Les raids et de conflits sur la pâture pour le pâturage de bovins et de l'eau avaient diminué avec l'apparition de pluies récentes. Mais les tensions politiques et ethniques demeurent élevées dans certaines régions.

Entre juillet et septembre 2010, plus de 150 personnes ont été tuées dans divers incidents et plus de 25 000 personnes déplacées partout au sud du Soudan.

Ces incidents ont haussés le total cumulé de nouvellement déplacées à plus de 212.000 de Sud Soudanais en 2010.

« Indépendamment des résultats, il existe des préoccupations croissantes autour de l'impact humanitaire du référendum.

Le risque d’éclosion de conflit dans les zones contestées et plus particulièrement le long de la frontière Nord-Sud reste extrêmement élevé “, note la Fédération internationale de la Croix-Rouge et du Croissant-Rouge.

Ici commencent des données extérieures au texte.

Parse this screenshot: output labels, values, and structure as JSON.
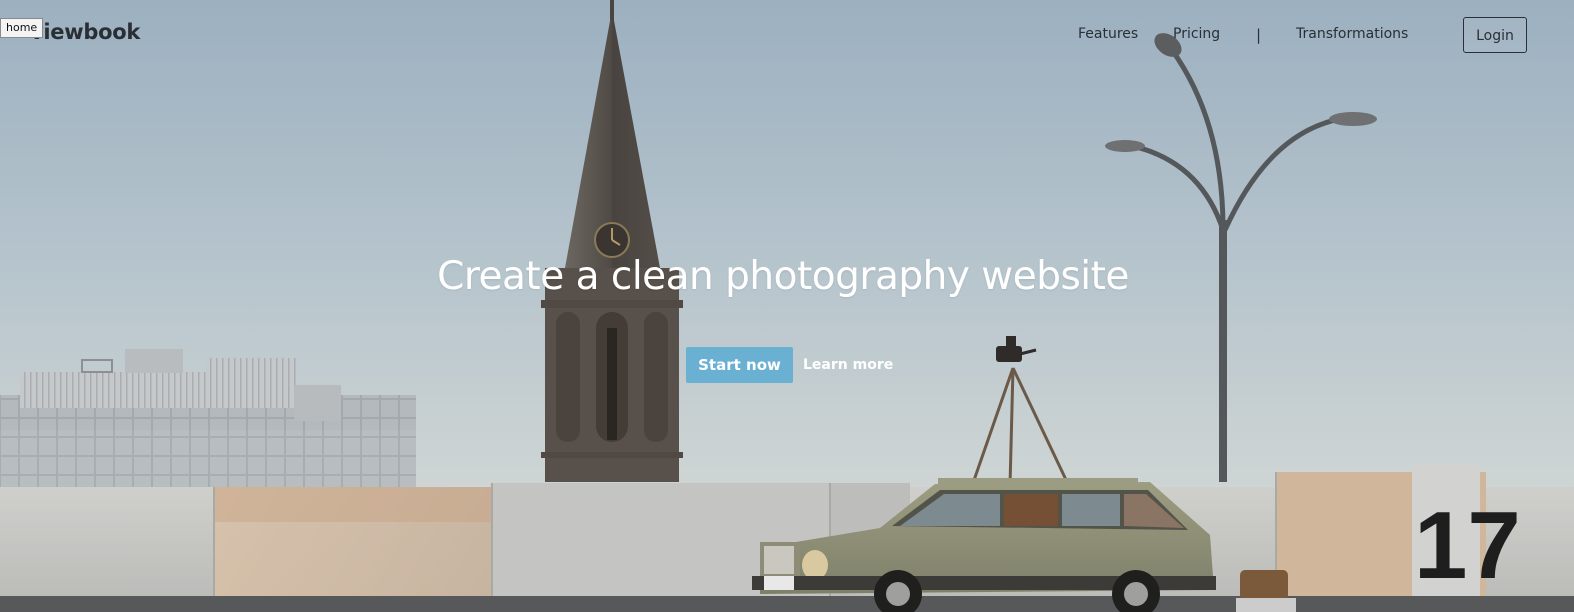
{
  "tooltip": "home",
  "header": {
    "logo": "viewbook",
    "nav": [
      "Features",
      "Pricing",
      "|",
      "Transformations"
    ],
    "login_label": "Login"
  },
  "hero": {
    "headline": "Create a clean photography website",
    "start_label": "Start now",
    "learn_label": "Learn more",
    "wall_number": "17",
    "colors": {
      "accent": "#6ab0d2",
      "sky_top": "#9fb3c3",
      "sky_bottom": "#d8dddd"
    }
  }
}
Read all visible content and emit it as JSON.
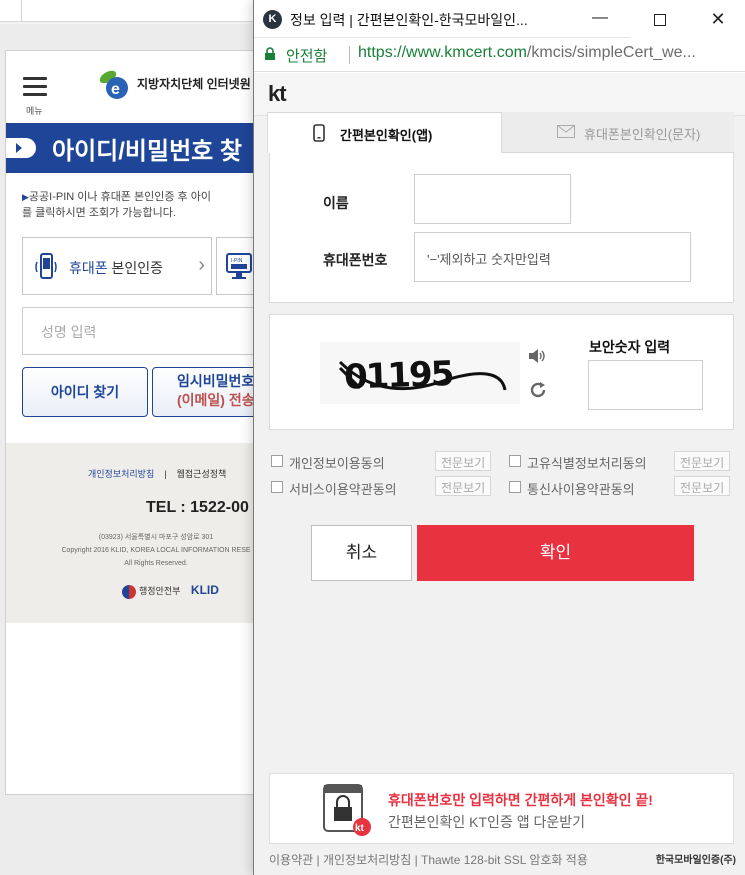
{
  "background": {
    "menu_label": "메뉴",
    "site_name": "지방자치단체 인터넷원",
    "page_title": "아이디/비밀번호 찾",
    "desc_line1": "공공I-PIN 이나 휴대폰 본인인증 후 아이",
    "desc_line2": "를 클릭하시면 조회가 가능합니다.",
    "phone_auth_highlight": "휴대폰",
    "phone_auth_rest": " 본인인증",
    "ipin_icon_text": "I-PIN",
    "name_placeholder": "성명 입력",
    "find_id_button": "아이디 찾기",
    "temp_pw_line1": "임시비밀번호",
    "temp_pw_line2": "(이메일) 전송",
    "footer": {
      "privacy_link": "개인정보처리방침",
      "sep": "|",
      "web_access_link": "웹접근성정책",
      "tel": "TEL : 1522-00",
      "addr_line1": "(03923) 서울특별시 마포구 성암로 301",
      "addr_line2": "Copyright 2016 KLID, KOREA LOCAL INFORMATION RESE",
      "addr_line3": "All Rights Reserved.",
      "mois": "행정안전부",
      "klid": "KLID"
    }
  },
  "popup": {
    "window_title": "정보 입력 | 간편본인확인-한국모바일인...",
    "secure_label": "안전함",
    "url_host": "https://www.kmcert.com",
    "url_path": "/kmcis/simpleCert_we...",
    "kt_logo": "kt",
    "tabs": [
      {
        "label": "간편본인확인(앱)",
        "active": true
      },
      {
        "label": "휴대폰본인확인(문자)",
        "active": false
      }
    ],
    "name_label": "이름",
    "phone_label": "휴대폰번호",
    "phone_placeholder": "'−'제외하고 숫자만입력",
    "captcha_text": "01195",
    "captcha_label": "보안숫자 입력",
    "agreements": [
      {
        "label": "개인정보이용동의",
        "view": "전문보기"
      },
      {
        "label": "고유식별정보처리동의",
        "view": "전문보기"
      },
      {
        "label": "서비스이용약관동의",
        "view": "전문보기"
      },
      {
        "label": "통신사이용약관동의",
        "view": "전문보기"
      }
    ],
    "cancel_label": "취소",
    "confirm_label": "확인",
    "banner_line1": "휴대폰번호만 입력하면 간편하게 본인확인 끝!",
    "banner_line2": "간편본인확인 KT인증 앱 다운받기",
    "banner_badge": "kt",
    "footer_links": "이용약관 | 개인정보처리방침 | Thawte 128-bit SSL 암호화 적용",
    "footer_brand": "한국모바일인증(주)",
    "accent_color": "#e83240",
    "secure_color": "#188038"
  }
}
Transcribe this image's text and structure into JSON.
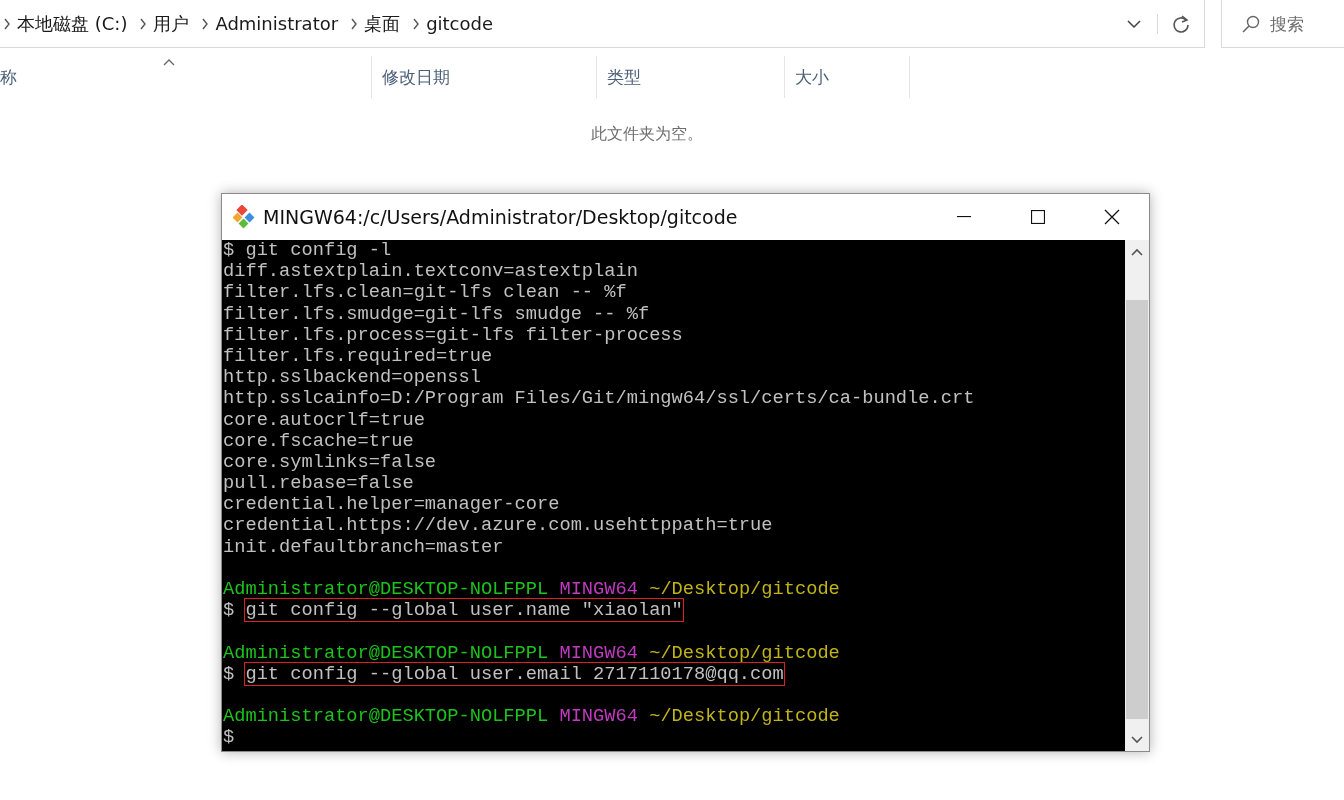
{
  "explorer": {
    "breadcrumb": [
      "本地磁盘 (C:)",
      "用户",
      "Administrator",
      "桌面",
      "gitcode"
    ],
    "search": {
      "placeholder": "搜索"
    },
    "columns": [
      {
        "label": "称",
        "sorted": true
      },
      {
        "label": "修改日期",
        "sorted": false
      },
      {
        "label": "类型",
        "sorted": false
      },
      {
        "label": "大小",
        "sorted": false
      }
    ],
    "empty_message": "此文件夹为空。"
  },
  "terminal": {
    "title": "MINGW64:/c/Users/Administrator/Desktop/gitcode",
    "lines": [
      {
        "kind": "command",
        "sign": "$",
        "command": "git config -l",
        "highlighted": false
      },
      {
        "kind": "output",
        "text": "diff.astextplain.textconv=astextplain"
      },
      {
        "kind": "output",
        "text": "filter.lfs.clean=git-lfs clean -- %f"
      },
      {
        "kind": "output",
        "text": "filter.lfs.smudge=git-lfs smudge -- %f"
      },
      {
        "kind": "output",
        "text": "filter.lfs.process=git-lfs filter-process"
      },
      {
        "kind": "output",
        "text": "filter.lfs.required=true"
      },
      {
        "kind": "output",
        "text": "http.sslbackend=openssl"
      },
      {
        "kind": "output",
        "text": "http.sslcainfo=D:/Program Files/Git/mingw64/ssl/certs/ca-bundle.crt"
      },
      {
        "kind": "output",
        "text": "core.autocrlf=true"
      },
      {
        "kind": "output",
        "text": "core.fscache=true"
      },
      {
        "kind": "output",
        "text": "core.symlinks=false"
      },
      {
        "kind": "output",
        "text": "pull.rebase=false"
      },
      {
        "kind": "output",
        "text": "credential.helper=manager-core"
      },
      {
        "kind": "output",
        "text": "credential.https://dev.azure.com.usehttppath=true"
      },
      {
        "kind": "output",
        "text": "init.defaultbranch=master"
      },
      {
        "kind": "blank"
      },
      {
        "kind": "prompt",
        "user": "Administrator@DESKTOP-NOLFPPL",
        "shell": "MINGW64",
        "path": "~/Desktop/gitcode"
      },
      {
        "kind": "command",
        "sign": "$",
        "command": "git config --global user.name \"xiaolan\"",
        "highlighted": true
      },
      {
        "kind": "blank"
      },
      {
        "kind": "prompt",
        "user": "Administrator@DESKTOP-NOLFPPL",
        "shell": "MINGW64",
        "path": "~/Desktop/gitcode"
      },
      {
        "kind": "command",
        "sign": "$",
        "command": "git config --global user.email 2717110178@qq.com",
        "highlighted": true
      },
      {
        "kind": "blank"
      },
      {
        "kind": "prompt",
        "user": "Administrator@DESKTOP-NOLFPPL",
        "shell": "MINGW64",
        "path": "~/Desktop/gitcode"
      },
      {
        "kind": "command",
        "sign": "$"
      }
    ]
  }
}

Un autre observateur, qui souhaite rester anonyme, affirme une décision de faire sécession aura également des ramifications dans le Nord.

« Le parti au pouvoir devra comprendre comment gouverner aux côtés d'un nouveau pays sculpté de lui-même. Et le Nord est au courant que les gens sont profondément en colère sur la façon dont elles ont été traitées depuis 40 ans.

Le Président Omer El-Béchir aura à gérer cette situation de façon intelligente, » explique-t-il.

«Khartoum Aime de cracher le feu, mais ne voudra pas aller en guerre avec le Sud cette fois-ci. Les deux parties connaissent le coût de la guerre.

Le Nord peut plutôt essayer à déstabiliser le Sud par le biais de procurations localisées pour créer l'impression que le sud ne peut pas gouverner lui-même».

Le résultat du référendum, ajoute l'observateur, aura également une incidence sur la situation au Darfour, dans l'ouest du Soudan et dans l'est du Soudan.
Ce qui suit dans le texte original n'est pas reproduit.